Pero en esta ocasión, el encuentro fue especial, no solo por la duración misma de la reunión sino también por la profundidad de la reflexión y el valor inconmensurable de las enseñanzas recibidas.
Sin saberlo, a pocos días de su inexorable viaje a la eternidad, mi maestro Betancur me entregó, como el buen maestro al buen discípulo, su última lección, aquel regalo quedará para siempre en mi mente y en mi corazón, una lección inolvidable sobre la naturaleza del poder y de la condición humana y de las grandes dificultades para comprensión del Poder, ese que se escribe con mayúsculas y que encuentra una de sus más exactas definiciones en Víctor Hugo cuando decía:
“No hay más que un poder: la conciencia al servicio de la justicia; no hay más que una gloria: el genio, el servicio de la verdad”.
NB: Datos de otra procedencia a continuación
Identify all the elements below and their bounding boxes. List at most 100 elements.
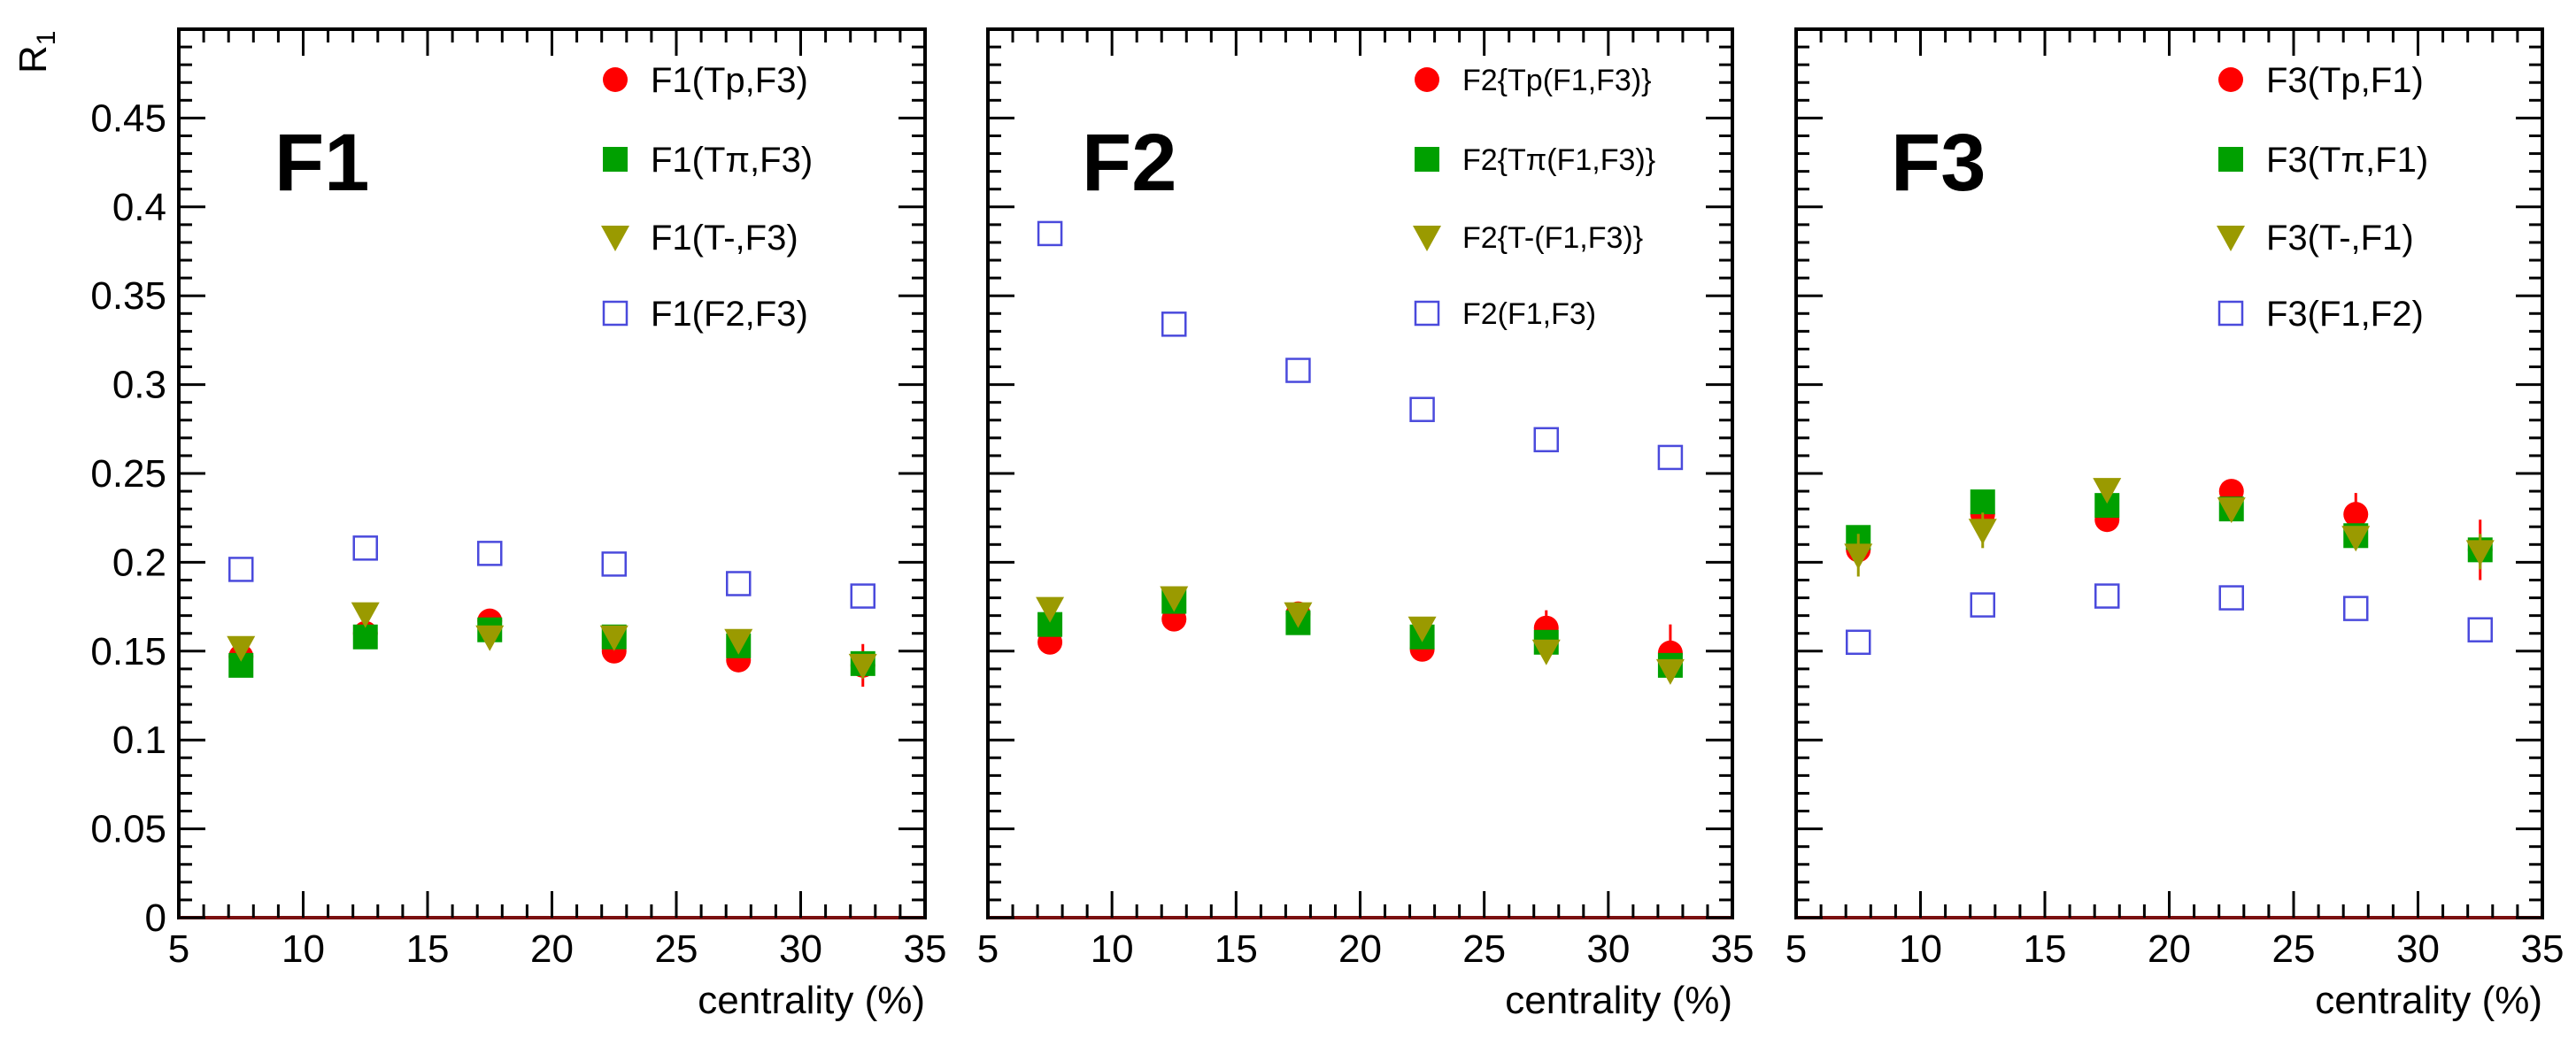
legend-label: F2{Tp(F1,F3)} — [1462, 64, 1652, 97]
data-point — [2093, 478, 2122, 504]
legend-marker — [2218, 147, 2243, 172]
series-triangle-down — [1844, 478, 2495, 577]
legend-label: F3(Tp,F1) — [2266, 61, 2424, 100]
x-axis-title: centrality (%) — [698, 979, 925, 1022]
legend-label: F1(Tπ,F3) — [651, 141, 813, 180]
data-point — [1533, 427, 1559, 453]
x-tick-label: 20 — [2148, 927, 2191, 971]
x-tick-label: 30 — [779, 927, 822, 971]
x-tick-label: 20 — [530, 927, 574, 971]
legend-marker — [1415, 147, 1439, 172]
data-point — [1036, 596, 1065, 623]
x-tick-label: 10 — [282, 927, 325, 971]
x-tick-label: 10 — [1091, 927, 1134, 971]
x-axis-title: centrality (%) — [2315, 979, 2542, 1022]
legend: F1(Tp,F3) F1(Tπ,F3) F1(T-,F3) F1(F2,F3) — [601, 61, 813, 334]
data-point — [352, 535, 378, 561]
data-point — [1037, 220, 1063, 247]
data-point — [1657, 444, 1684, 471]
x-tick-label: 25 — [1462, 927, 1506, 971]
y-tick-label: 0 — [145, 896, 166, 940]
x-tick-label: 15 — [1215, 927, 1258, 971]
data-point — [1970, 592, 1995, 618]
legend-label: F2(F1,F3) — [1462, 297, 1596, 331]
legend: F3(Tp,F1) F3(Tπ,F1) F3(T-,F1) F3(F1,F2) — [2217, 61, 2428, 334]
data-point — [1285, 358, 1311, 383]
legend-marker — [1414, 300, 1440, 327]
data-point — [724, 628, 753, 655]
x-tick-label: 15 — [406, 927, 450, 971]
data-point — [1409, 396, 1435, 422]
legend-marker — [602, 300, 629, 327]
data-point — [228, 557, 254, 582]
legend-label: F1(T-,F3) — [651, 219, 798, 258]
series-open-square — [228, 535, 875, 609]
data-point — [352, 624, 378, 650]
legend-marker — [603, 147, 628, 172]
series-square — [1037, 588, 1683, 678]
legend-marker — [1415, 67, 1439, 92]
y-tick-label: 0.3 — [112, 364, 166, 407]
data-point — [1846, 629, 1871, 656]
data-point — [2217, 497, 2246, 524]
data-point — [1968, 519, 1997, 545]
x-tick-label: 25 — [655, 927, 698, 971]
x-tick-label: 15 — [2024, 927, 2067, 971]
data-point — [351, 602, 380, 628]
data-point — [848, 653, 877, 680]
x-tick-label: 20 — [1338, 927, 1382, 971]
series-open-square — [1846, 583, 2493, 656]
y-tick-label: 0.2 — [112, 541, 166, 584]
x-tick-label: 10 — [1899, 927, 1942, 971]
legend-marker — [1413, 226, 1441, 251]
data-point — [1531, 639, 1561, 665]
y-axis-title-subscript: 1 — [32, 31, 61, 46]
data-point — [1844, 543, 1873, 570]
x-tick-label: 25 — [2272, 927, 2316, 971]
legend-marker — [2217, 300, 2244, 327]
legend-label: F3(Tπ,F1) — [2266, 141, 2428, 180]
data-point — [1408, 616, 1437, 642]
legend-label: F2{T-(F1,F3)} — [1462, 221, 1643, 255]
data-point — [1161, 311, 1187, 337]
legend-label: F1(F2,F3) — [651, 295, 808, 334]
data-point — [2341, 526, 2371, 552]
y-tick-label: 0.15 — [90, 630, 166, 673]
data-point — [2465, 540, 2495, 566]
series-open-square — [1037, 220, 1684, 471]
data-point — [477, 541, 503, 566]
series-circle — [1037, 601, 1683, 681]
data-point — [2343, 596, 2369, 621]
data-point — [1284, 602, 1313, 628]
legend-marker — [603, 67, 628, 92]
legend-label: F3(F1,F2) — [2266, 295, 2424, 334]
y-tick-label: 0.1 — [112, 719, 166, 762]
series-square — [228, 617, 875, 678]
y-tick-label: 0.35 — [90, 274, 166, 318]
data-point — [850, 583, 875, 609]
series-triangle-down — [1036, 586, 1685, 685]
panel-title: F1 — [274, 118, 369, 208]
y-tick-label: 0.05 — [90, 808, 166, 851]
series-circle — [228, 608, 875, 687]
legend-label: F1(Tp,F3) — [651, 61, 808, 100]
legend-marker — [2218, 67, 2243, 92]
y-tick-label: 0.4 — [112, 186, 166, 229]
x-tick-label: 5 — [168, 927, 189, 971]
x-tick-label: 5 — [977, 927, 999, 971]
panel-title: F2 — [1082, 118, 1176, 208]
data-point — [1160, 586, 1189, 612]
y-tick-label: 0.45 — [90, 96, 166, 140]
legend-label: F2{Tπ(F1,F3)} — [1462, 143, 1655, 177]
y-axis-title: R1 — [12, 31, 61, 73]
data-point — [1655, 658, 1685, 685]
x-tick-label: 5 — [1785, 927, 1807, 971]
legend: F2{Tp(F1,F3)} F2{Tπ(F1,F3)} F2{T-(F1,F3)} F… — [1413, 64, 1655, 331]
data-point — [475, 625, 505, 651]
data-point — [2218, 585, 2244, 611]
series-triangle-down — [227, 602, 877, 680]
panel-1: 5 10 15 20 25 30 35 0 0.05 0.1 0.15 0.2 0.25 0.3 0.35 0… — [12, 27, 946, 1022]
data-point — [599, 625, 629, 651]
De Belisario Betancur aprendí el significado del heroísmo, ese mismo “heroísmo discreto” al que se refiere Vargas Llosa, ese heroísmo que más que grandes y complejas batallas es el fruto de actos íntimos de valentía de conciencia, en esta sociedad inmersa en una profunda sombra de oscuridad y confusión sobre el comportamiento ético en todas sus dimensiones, especialmente aquellas vinculadas con el poder.
Descanse en paz, el mentor, el maestro, el consejero, el amigo… sus ideas, sus ejecutorias, pero sobre todo su ejemplo como ser humano, trascenderán en el tiempo y se convertirán en esa llama que pasa de mano en mano, de mente en mente y de generación en generación.
El alma de la Nación y la mía propia están de luto, pero mantendrán la esperanza que él mismo nos insistió tantas veces parafraseando a San Juan evangelista, el legado de Belisario Betancur seguirá acompañándonos “en espíritu y por tanto, en verdad”.